Die Beziehungen zwischen Saudi-Arabien und der Türkei schwanken seit langem zwischen Kooperation und gegenseitigem Misstrauen. Seit dem 19. Jahrhundert haben die beiden Nationen häufig eine komplizierte Beziehung gehabt. Der Staat Saudi-Arabien entstand dank des Unterganges des Osmanischen Reiches, nachdem sein Vorgänger von den Osmanen unterdrückt wurde. In jüngster Zeit haben sich beide Staaten einen Wettbewerb um Einfluss im Nahen Osten und der islamischen Welt geliefert, wobei beide eine Führungsrolle beanspruchen.[1] Meinungsverschiedenheiten traten vor allem durch die Unterstützung der Muslimbrüder durch die Türkei und das enge Verhältnis der Türkei zu Katar auf. In der Beziehung zum Iran, dem schiitischen Erzfeind Saudi-Arabiens, nahm die Türkei in der Vergangenheit eine ambivalente Rolle ein, welche sowohl von Zusammenarbeit als auch von Rivalität geprägt war.

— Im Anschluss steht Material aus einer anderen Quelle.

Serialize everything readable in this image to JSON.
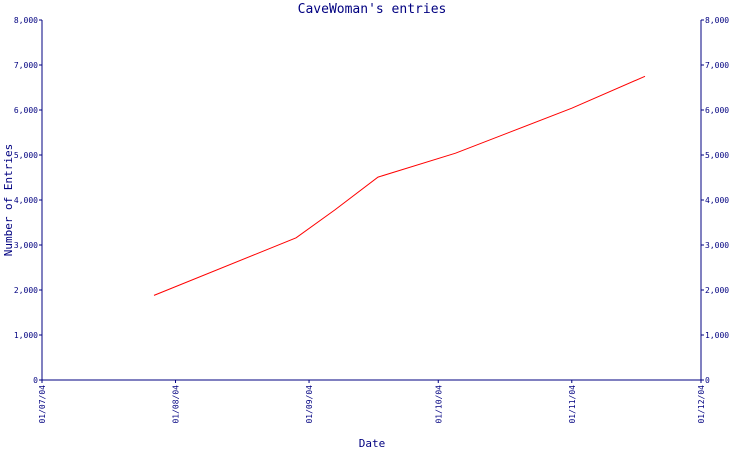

Die Region Hedschas im heutigen Saudi-Arabien gelangte im 16. Jahrhundert unter die Kontrolle des Osmanischen Reiches. Nach der Eroberung Ägyptens durch die Osmanen schworen die Haschimiten 1517 dem osmanischen Sultan die Treue und stellten die heiligen Städte Mekka und Medina unter den Schutz der Osmanen. Im 19. Jahrhundert gerieten die Osmanen in einen schweren Konflikt mit dem Haus Saud und dem ersten saudischen Staat, der in den Osmanisch-Saudischen Krieg mündete. Dieser Krieg wird in Saudi-Arabien als der erste Versuch angesehen, einen unabhängigen Staat zu gründen, während er in der Türkei oft als Krieg gegen die salafistische Bewegung betrachtet wird. Der Aufstand der Sauds führte zu einer brutalen militärischen Vergeltung durch die osmanischen Herrscher, die die Zerstörung des ersten saudischen Staates und die Hinrichtung vieler religiöser Führer der Saudis zur Folge hatte. Dieses Ereignis überschattet die modernen Beziehungen bis heute, was sich in jüngeren revisionistischen Kampagnen in beiden Ländern widerspiegelt.[2][3] Der Zusammenbruch des Osmanischen Reiches nach dem Ersten Weltkrieg sollte schließlich zum Wiederaufstieg der Saudis und zur Gründung des modernen Saudi-Arabiens führen. Der Haschemit Hussein ibn Ali von Mekka konnte die Osmanen 1916 mit der Hilfe der Briten aus dem Hedschas vertreiben. Dieser Erfolg war jedoch nur von kurzer Dauer, und schon bald vertrieben die Saudis die Haschemiten aus beiden Städten und dem größten Teil des Hedschas. Der Herrschaftsbereich der Haschemiten wurde später auf das moderne Königreich Jordanien reduziert.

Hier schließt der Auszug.